Sociedade racista molda corporações policiais também racistas
Agentes de segurança pública, absorvidos pelo racismo estrutural, seguem correspondendo aos anseios da elite
Um adolescente negro foi perseguido por um investigador da Polícia Civil identificado como Paulo Hyun Bae Kim. No vídeo, vemos Kim tentando render o menor, apontando a arma para ele de forma deliberada. A população ainda tentou pedir ajuda a uma policial militar fardada que não só recusou a ajudar, como chuta o jovem perseguido e manda ele se afastar. O rapaz que filmava os absurdos cometidos pelos agentes de segurança pública de São Paulo, ao cobrar posicionamento da Polícia Militar Feminina, é ameaçado de prisão.
Eu não sou historiador, mas queria convidar vocês para refletir sobre algumas coisas do passado do nosso país. Diferente do que muitos acham, a PM não foi criada durante a ditadura militar. Nessa época, ela foi reestruturada e passou a ter uma identidade ideológica, “melhorias” de treinamento, acesso a tecnologia, entre outras coisas. A história das polícias militares do nosso país começa em 1809, com a chegada de João VI, que adotou o modelo da guarda real portuguesa. Ela foi fundada simplesmente para defender a nobreza (burguesia) do povo, já que, diferente de Portugal, o Brasil não estava em guerra com nenhum país.

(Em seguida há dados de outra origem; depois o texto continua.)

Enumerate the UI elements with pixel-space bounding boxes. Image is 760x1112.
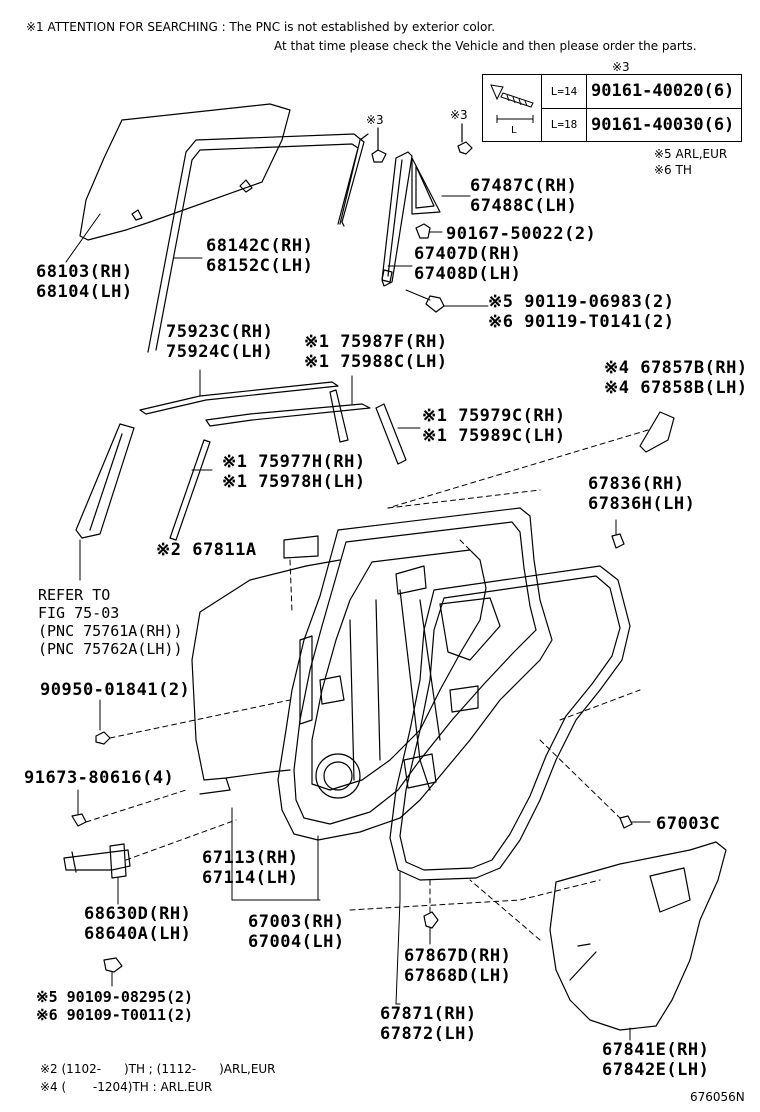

Não preciso nem falar que a grande maioria da população nessa época era formada por pretos e pardos, também não preciso falar que os levantes da população escravizada aumentavam frequentemente, que os quilombos estavam cada vez mais fortes, que já existia uma movimentação da sociedade querendo uma república e que o parlamento inglês já havia proibido o tráfico de escravizados. Logo, suponho que a criação de uma polícia militarizada tinha como intuito combater a população brasileira e defender os interesses do rei.
Acredito que, durante esse período, os escravizados eram perseguidos, agredidos e, muitas vezes, caçados pela polícia. Muitas leis, inclusive, foram criadas para otimizar a repressão a pessoas negras, como a lei dos vadios e a lei da capoeira. A primeira proibia que pessoas ficassem sem fazer nada nos grandes centros e a segunda que criminalizava a prática da capoeira. Sendo mais direto, me parece que, para além de defender os interesses da burguesia, a PM foi usada para reprimir, de forma ainda mais violenta, tudo que vinha da cultura negra.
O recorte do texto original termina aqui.